A few years ago, a former employee dropped by and said casually, “You guys are really good, but should be better off. Just work less and charge more.”
I thanked him for his sagely advice and tried to change the topic, but he pressed. “If I were you, I’d be rich now.” From the outside in, it seems a trivial task to just “make lots of money,” right?
According to Forbes, eight of 10 entrepreneurs have their businesses fail within 18 months. (The US Small Business Administration pegs the number closer to 50%, mind you). Regardless, the ones that make it record a fairly modest rate of ROA (return on assets) of 8% when aggregated over a decade.
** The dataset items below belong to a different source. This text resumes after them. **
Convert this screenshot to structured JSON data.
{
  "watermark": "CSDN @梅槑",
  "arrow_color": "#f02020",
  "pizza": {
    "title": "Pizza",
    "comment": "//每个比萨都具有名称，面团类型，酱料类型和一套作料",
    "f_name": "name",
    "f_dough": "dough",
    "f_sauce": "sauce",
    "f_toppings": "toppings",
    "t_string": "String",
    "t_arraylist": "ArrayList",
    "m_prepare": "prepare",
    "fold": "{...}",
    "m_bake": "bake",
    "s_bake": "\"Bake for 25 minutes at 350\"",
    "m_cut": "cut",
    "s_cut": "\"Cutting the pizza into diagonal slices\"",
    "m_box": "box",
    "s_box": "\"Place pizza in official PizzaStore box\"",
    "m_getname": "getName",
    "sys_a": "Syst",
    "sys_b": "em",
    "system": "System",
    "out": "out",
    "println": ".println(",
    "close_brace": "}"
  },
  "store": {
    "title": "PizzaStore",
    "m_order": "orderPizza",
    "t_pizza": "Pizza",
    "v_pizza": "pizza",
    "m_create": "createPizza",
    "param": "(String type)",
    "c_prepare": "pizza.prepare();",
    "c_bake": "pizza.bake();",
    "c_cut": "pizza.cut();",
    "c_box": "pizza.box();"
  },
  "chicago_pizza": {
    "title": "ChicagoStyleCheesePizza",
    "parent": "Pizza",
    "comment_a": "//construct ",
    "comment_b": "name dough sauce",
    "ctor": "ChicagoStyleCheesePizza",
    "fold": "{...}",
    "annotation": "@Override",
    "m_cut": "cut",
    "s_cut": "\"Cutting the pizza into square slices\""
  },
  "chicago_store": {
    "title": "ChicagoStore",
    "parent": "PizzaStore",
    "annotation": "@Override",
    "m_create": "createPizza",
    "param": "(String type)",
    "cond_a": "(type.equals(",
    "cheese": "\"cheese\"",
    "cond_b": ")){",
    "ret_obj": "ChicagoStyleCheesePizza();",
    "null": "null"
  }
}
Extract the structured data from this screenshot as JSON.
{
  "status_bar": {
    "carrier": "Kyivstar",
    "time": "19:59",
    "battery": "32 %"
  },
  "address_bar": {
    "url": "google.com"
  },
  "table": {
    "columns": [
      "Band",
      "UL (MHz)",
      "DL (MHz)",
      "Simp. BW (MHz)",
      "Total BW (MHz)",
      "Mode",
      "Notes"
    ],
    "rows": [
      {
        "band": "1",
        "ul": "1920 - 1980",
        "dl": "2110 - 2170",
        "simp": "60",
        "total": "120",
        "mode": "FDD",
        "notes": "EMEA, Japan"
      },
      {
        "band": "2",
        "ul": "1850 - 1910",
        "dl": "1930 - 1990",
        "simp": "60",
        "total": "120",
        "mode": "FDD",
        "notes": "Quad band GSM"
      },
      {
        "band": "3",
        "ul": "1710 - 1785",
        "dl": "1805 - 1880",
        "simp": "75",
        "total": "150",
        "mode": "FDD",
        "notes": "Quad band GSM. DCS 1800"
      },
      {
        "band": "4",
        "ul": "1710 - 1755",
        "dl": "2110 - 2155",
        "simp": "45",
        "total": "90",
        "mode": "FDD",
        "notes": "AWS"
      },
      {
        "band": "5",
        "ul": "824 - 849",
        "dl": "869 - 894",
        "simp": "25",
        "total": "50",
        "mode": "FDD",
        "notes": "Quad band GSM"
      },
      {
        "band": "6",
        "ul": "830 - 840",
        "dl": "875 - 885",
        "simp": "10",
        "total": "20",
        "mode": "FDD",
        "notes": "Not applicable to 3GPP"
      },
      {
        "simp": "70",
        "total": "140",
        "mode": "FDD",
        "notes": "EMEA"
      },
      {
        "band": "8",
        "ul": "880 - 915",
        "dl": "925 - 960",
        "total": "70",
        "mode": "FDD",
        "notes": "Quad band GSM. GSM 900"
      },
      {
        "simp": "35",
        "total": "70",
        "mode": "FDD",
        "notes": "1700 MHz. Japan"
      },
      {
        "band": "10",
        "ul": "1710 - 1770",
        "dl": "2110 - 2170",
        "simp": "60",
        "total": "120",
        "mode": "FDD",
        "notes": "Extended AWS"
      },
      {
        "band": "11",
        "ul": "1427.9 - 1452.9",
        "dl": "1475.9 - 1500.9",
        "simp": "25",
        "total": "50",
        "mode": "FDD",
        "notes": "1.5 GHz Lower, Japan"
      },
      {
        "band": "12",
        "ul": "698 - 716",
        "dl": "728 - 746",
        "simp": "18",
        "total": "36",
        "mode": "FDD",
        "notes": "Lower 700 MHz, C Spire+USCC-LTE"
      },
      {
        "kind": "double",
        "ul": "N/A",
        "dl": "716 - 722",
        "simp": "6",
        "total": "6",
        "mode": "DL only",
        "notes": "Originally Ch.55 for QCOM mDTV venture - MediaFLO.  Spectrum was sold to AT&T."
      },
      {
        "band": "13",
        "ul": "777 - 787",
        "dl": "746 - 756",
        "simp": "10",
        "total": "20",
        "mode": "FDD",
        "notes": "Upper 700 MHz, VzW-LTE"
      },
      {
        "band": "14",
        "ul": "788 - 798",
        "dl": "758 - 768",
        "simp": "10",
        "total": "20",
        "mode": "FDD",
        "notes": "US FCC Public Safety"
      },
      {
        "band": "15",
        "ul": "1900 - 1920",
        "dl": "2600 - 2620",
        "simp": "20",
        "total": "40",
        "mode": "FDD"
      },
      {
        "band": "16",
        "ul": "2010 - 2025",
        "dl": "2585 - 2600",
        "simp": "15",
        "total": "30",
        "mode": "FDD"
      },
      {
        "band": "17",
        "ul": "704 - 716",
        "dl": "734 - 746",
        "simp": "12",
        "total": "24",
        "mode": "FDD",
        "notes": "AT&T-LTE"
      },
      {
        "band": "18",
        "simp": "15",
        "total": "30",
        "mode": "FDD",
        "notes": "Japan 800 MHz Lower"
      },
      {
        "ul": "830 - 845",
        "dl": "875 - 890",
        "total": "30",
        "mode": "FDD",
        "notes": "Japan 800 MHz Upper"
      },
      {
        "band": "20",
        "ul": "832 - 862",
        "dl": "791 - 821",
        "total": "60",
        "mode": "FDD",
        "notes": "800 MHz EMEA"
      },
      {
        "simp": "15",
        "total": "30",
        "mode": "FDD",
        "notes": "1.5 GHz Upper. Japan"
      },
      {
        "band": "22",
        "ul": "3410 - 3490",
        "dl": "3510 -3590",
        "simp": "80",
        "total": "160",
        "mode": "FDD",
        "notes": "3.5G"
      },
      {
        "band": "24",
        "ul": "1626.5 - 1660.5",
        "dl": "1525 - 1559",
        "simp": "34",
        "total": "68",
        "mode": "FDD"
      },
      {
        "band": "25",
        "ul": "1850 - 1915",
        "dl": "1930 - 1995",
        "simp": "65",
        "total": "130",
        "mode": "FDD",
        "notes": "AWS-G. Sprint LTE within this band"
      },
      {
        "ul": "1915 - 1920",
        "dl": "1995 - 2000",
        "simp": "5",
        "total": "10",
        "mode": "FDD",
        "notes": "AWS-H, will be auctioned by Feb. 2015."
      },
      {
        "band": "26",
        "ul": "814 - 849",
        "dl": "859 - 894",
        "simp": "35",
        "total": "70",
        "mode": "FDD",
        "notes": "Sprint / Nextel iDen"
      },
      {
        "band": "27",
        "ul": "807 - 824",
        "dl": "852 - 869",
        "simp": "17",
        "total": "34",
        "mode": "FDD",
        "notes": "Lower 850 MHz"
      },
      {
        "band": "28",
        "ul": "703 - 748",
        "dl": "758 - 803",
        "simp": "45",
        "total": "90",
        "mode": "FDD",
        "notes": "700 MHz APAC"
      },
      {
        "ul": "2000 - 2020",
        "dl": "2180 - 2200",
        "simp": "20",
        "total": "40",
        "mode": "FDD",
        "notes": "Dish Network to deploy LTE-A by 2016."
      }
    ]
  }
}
This doesn’t mean people aren’t making money – plenty are – but it’s an exceedingly rare “Field of Dreams” business that hits the perfect confluence of luck, timing, and unique value proposition – with proper funding and capitalization and strong leadership. The rest have to work both hard and smart.
Businesses within the knowledge economy have to tread a balance between having a coherent and resilient business model, cultivate/motivate the staff (who represent the business’ IP and produce the work), and clearly fulfill the value proposition that clients are buying. Also, they need to be well capitalized. A surprisingly frequent death of would-be companies is that they simply run out of cash…
Businesses that generate less than $2 million of revenue usually have owners who wear multiple hats. Almost universally, entrepreneurs aren’t prepared for the breadth of new challenges that await them. This could be anything from bad partnerships to getting caught in the trap of reaction vs. acting to plan (or conversely, being steadfast in jamming square pegs into round holes). Often, it’s not the business model or craft/product that pose the biggest challenges, but the actual business of business.
Almost all aspects of your business need to be monitored for performance metrics: data analysis on everything from customer retention and employee churn rates to tracking profitability amongst individual skills within your teams and clients over their engagement life cycles. In short, there’s a lot that business owners need to get a grasp on.
The useful thing is that there are a number of tools entrepreneurs can leverage to gain access to the intelligence they need (while ideally introducing/enforcing organizational discipline). For virtually every pain point, there’s a solution – the key is to recognize which are viable, powerful, and culturally coherent for your organization.
As our grizzled controller has often said over the past dozen years, “if business were easy, everyone would be doing it.” Consistently making the right/informed choices will mitigate losses, generate time/opportunity, and ideally, get you one step closer to increasing your net profit margins year-on-year. It may lack the sexiness of “easy money,” but it’ll be resilient, predictable, and with longevity.